L'attacco di Henri Barbusse (da "Il fuoco")

Siamo pronti. Gli uomini si allineano, in silenzio, con le coperte a tracolla. Il sottogola dell’elmetto in posizione, appoggiati ai fucili. Guardo le loro facce contratte, pallide, concentrate.
Non sono dei soldati: sono degli uomini. Non sono degli avventurieri, dei guerrieri fatti per il macello umano: né macellai né bestiame. Sono contadini e operai. Sono dei civili sradicati. Aspettano il segnale della morte e dell’omicidio.
[…] 
Avanti. Le voci hanno una strana risonanza. La partenza è stata velocissima: inopinata, si direbbe, come in un sogno. Niente sibili nell’aria. In mezzo all’enorme rumore del cannone, risalta questo straordinario silenzio delle pallottole intorno a noi…

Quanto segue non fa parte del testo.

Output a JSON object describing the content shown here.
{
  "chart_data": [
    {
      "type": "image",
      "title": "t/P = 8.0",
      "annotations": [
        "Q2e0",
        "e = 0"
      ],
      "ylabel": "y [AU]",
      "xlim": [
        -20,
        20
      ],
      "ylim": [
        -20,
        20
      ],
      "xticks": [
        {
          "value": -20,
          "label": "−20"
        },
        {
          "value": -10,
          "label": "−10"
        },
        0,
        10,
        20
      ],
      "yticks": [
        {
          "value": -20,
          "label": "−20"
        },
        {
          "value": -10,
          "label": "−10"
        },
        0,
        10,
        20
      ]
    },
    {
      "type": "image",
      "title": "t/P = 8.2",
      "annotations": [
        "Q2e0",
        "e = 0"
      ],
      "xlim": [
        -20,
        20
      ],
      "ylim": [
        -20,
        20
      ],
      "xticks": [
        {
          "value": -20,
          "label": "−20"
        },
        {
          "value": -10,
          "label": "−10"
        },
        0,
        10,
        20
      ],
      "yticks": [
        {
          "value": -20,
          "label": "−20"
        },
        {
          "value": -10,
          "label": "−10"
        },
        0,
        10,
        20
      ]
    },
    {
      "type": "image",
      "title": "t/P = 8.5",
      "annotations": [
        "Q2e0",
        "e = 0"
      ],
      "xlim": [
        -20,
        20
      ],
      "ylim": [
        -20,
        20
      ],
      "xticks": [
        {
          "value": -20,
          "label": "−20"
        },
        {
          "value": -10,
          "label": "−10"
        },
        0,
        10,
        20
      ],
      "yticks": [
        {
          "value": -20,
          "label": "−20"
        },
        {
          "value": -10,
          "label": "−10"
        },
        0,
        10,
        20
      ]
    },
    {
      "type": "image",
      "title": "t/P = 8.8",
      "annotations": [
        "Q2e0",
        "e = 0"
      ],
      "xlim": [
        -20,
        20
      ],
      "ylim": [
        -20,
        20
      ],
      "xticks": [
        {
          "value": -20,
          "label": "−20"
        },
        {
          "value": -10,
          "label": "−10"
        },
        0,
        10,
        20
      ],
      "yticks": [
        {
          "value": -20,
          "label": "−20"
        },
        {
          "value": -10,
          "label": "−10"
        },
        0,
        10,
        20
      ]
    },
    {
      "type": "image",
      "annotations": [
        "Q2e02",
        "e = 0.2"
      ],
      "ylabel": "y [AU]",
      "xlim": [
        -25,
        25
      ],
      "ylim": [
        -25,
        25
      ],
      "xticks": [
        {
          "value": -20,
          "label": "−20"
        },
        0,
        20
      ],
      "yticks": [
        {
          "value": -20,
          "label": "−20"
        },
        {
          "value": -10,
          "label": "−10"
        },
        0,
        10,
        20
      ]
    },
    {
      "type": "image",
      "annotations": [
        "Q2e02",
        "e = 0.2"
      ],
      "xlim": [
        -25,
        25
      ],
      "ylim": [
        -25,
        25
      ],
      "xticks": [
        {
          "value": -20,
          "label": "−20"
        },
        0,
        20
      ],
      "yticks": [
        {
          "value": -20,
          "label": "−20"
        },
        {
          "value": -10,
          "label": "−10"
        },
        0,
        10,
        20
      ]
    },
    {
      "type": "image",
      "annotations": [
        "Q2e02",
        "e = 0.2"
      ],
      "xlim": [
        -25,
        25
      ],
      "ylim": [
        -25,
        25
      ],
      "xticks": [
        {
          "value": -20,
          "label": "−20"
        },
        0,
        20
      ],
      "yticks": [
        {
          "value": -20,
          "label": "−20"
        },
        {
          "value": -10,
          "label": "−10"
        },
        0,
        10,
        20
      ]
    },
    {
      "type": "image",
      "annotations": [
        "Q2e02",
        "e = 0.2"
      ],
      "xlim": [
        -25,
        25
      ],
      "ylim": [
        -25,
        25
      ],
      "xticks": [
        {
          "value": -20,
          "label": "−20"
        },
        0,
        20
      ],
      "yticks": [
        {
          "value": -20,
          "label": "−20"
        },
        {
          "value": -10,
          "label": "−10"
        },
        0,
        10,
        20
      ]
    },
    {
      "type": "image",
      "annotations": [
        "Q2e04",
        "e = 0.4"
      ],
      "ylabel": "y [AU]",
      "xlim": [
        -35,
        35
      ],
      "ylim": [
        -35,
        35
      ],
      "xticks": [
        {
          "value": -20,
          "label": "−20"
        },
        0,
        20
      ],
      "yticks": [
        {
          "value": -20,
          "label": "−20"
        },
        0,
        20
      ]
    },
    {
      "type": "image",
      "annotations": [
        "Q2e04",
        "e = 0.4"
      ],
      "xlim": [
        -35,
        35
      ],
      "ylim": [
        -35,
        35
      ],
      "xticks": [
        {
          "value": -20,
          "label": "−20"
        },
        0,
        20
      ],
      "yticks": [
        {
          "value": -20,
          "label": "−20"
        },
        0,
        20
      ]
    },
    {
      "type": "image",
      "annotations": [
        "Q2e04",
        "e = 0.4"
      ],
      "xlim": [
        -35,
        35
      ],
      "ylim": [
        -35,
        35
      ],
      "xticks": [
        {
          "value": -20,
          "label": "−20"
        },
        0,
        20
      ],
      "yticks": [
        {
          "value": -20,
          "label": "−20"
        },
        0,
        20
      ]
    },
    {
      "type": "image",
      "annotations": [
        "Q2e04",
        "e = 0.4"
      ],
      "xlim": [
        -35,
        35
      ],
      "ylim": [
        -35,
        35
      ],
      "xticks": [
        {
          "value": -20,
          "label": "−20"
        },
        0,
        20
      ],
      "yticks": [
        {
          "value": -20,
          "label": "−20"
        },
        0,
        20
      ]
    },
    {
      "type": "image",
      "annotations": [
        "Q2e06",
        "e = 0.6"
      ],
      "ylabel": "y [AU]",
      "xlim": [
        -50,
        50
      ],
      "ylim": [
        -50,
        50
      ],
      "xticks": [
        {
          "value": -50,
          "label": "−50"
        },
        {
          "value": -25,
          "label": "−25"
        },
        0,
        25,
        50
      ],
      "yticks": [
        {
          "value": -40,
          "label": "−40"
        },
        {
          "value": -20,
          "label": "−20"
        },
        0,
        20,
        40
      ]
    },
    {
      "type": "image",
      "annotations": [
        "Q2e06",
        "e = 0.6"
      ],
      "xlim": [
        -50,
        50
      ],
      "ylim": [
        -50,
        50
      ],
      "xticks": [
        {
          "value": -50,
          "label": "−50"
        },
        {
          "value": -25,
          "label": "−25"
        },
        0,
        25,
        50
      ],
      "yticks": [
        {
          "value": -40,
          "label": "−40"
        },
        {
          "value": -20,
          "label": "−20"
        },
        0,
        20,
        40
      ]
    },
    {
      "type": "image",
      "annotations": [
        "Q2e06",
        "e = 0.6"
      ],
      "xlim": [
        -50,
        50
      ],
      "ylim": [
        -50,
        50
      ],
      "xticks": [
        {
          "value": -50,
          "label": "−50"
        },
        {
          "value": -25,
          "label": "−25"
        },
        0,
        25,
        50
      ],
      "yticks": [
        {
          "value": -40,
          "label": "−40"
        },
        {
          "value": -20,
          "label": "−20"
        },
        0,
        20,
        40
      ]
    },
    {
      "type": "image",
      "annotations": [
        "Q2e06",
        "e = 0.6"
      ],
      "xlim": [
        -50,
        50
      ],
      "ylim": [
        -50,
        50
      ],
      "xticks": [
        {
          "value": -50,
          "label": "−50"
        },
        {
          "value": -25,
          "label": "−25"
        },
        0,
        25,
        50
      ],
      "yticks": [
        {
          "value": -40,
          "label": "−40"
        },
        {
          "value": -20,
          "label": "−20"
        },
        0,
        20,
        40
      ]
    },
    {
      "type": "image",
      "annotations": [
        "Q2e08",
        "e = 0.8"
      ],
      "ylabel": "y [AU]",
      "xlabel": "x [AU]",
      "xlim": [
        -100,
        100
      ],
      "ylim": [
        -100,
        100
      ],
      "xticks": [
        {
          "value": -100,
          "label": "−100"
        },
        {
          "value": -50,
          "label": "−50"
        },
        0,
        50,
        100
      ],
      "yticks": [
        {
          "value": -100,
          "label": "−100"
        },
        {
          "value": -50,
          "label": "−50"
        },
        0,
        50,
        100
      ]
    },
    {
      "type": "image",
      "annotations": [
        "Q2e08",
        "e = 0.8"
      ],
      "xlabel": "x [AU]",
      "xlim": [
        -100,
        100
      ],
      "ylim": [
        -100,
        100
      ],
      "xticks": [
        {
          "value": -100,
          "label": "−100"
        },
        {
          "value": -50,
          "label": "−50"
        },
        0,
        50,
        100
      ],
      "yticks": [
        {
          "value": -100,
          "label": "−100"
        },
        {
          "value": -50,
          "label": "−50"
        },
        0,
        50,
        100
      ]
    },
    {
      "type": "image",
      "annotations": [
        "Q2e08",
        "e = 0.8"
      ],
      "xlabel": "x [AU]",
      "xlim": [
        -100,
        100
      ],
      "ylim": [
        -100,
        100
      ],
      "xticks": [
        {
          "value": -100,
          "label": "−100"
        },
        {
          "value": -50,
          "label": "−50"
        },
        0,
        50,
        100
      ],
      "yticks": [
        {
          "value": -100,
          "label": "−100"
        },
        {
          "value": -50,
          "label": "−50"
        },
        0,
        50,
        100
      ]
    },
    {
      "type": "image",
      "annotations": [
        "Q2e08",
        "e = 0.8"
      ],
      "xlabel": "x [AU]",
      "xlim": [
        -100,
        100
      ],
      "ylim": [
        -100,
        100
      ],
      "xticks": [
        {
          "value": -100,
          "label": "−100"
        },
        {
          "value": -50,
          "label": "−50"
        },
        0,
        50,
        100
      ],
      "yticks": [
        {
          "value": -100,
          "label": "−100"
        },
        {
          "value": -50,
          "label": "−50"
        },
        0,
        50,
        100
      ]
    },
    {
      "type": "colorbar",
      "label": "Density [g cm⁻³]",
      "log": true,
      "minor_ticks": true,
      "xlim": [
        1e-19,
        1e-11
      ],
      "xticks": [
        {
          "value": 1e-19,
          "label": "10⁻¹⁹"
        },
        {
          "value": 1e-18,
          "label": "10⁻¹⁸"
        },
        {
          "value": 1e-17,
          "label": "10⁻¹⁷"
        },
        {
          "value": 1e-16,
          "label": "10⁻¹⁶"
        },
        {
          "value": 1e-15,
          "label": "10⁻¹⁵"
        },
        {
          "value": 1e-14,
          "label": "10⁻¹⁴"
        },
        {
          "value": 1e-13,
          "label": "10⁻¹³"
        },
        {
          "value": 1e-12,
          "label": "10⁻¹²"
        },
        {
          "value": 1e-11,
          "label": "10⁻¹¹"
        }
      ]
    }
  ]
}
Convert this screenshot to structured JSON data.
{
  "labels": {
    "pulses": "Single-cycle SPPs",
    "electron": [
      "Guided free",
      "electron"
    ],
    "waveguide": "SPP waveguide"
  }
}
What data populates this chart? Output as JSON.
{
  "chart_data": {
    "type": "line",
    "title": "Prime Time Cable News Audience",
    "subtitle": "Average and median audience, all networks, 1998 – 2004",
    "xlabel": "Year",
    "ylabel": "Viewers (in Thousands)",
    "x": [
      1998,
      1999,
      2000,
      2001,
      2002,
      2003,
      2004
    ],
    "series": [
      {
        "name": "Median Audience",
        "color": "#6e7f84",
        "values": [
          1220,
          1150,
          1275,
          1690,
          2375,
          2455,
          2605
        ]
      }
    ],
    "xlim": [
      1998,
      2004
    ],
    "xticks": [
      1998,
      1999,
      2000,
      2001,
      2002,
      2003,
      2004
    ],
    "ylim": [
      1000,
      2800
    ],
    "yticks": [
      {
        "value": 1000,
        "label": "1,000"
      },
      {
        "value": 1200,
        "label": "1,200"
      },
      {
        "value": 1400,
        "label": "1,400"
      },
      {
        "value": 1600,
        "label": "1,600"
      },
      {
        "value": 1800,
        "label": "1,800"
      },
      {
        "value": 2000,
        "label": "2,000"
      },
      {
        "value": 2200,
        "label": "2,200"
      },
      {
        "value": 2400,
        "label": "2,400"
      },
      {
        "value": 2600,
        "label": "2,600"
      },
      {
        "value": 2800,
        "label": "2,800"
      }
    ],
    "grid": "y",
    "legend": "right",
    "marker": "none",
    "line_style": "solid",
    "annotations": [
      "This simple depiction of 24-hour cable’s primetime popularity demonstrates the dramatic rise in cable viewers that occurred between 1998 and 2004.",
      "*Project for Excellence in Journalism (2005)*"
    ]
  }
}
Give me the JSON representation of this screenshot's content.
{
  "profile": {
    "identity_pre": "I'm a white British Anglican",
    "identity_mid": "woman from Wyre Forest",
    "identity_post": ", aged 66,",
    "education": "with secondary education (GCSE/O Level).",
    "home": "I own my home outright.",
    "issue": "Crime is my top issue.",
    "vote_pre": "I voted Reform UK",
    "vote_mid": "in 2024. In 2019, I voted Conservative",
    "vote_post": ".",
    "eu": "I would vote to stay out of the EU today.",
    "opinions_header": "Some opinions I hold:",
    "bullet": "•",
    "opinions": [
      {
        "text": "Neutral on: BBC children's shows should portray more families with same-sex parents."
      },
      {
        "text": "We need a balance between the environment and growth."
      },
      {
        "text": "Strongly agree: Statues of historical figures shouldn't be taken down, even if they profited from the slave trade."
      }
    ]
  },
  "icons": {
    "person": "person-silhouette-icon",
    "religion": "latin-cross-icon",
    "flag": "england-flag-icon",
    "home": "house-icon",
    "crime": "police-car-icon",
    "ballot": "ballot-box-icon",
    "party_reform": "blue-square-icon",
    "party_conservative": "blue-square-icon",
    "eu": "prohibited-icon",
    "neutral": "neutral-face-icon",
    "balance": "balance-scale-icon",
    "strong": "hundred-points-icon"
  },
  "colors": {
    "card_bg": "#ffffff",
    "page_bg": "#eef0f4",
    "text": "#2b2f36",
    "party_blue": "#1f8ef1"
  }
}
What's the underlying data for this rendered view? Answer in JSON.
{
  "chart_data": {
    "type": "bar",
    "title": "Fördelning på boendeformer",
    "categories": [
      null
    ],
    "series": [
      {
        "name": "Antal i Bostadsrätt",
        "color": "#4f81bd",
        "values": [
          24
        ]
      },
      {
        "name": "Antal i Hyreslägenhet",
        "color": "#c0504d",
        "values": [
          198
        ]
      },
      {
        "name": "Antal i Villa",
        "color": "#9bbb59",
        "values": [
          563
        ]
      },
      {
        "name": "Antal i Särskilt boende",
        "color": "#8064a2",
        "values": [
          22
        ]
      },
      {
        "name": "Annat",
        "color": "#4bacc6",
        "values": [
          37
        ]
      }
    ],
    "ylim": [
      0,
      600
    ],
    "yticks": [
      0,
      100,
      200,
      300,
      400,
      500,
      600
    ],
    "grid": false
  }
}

Scendiamo sul terreno scivoloso e accidentato con movimenti automatici, aiutandoci a tratti con il fucile, allungato dalla baionetta. Lo sguardo si fissa meccanicamente su qualche dettaglio del pendio, sulle devastazioni del terreno, sui rari paletti scarni e appuntiti, sui resti sparsi in fondo alle buche.
[…]
Davanti a noi si sollevano delle fiammate improvvise che sconvolgono l’aria con spaventose deflagrazioni […]. D’un tratto devo mollare il fucile: lo spostamento d’aria di un’esplosione mi ha scottato le mani. Lo raccolgo come posso e riparto a testa bassa nella tempesta di bagliori fulvi, nella pioggia battente di lava, sferzato da getti di polvere e fuliggine.
[…]
Il maggiore si ferma, alza la sciabola, la lascia cadere e s’inginocchia: a scossoni il corpo si piega all’indietro, l’elmetto gli cade sui talloni, e resta lì. Non vediamo più nemmeno il tenete. 
E allora, niente più comandanti… 
La massa umana che percorre l’inizio dell’altipiano esita. In mezzo allo scalpiccio dei piedi, si sente il soffiare rauco dei pomoni.
«Avanti!» grida un soldato qualunque.
Riprende la corsa in avanti, verso l’abisso.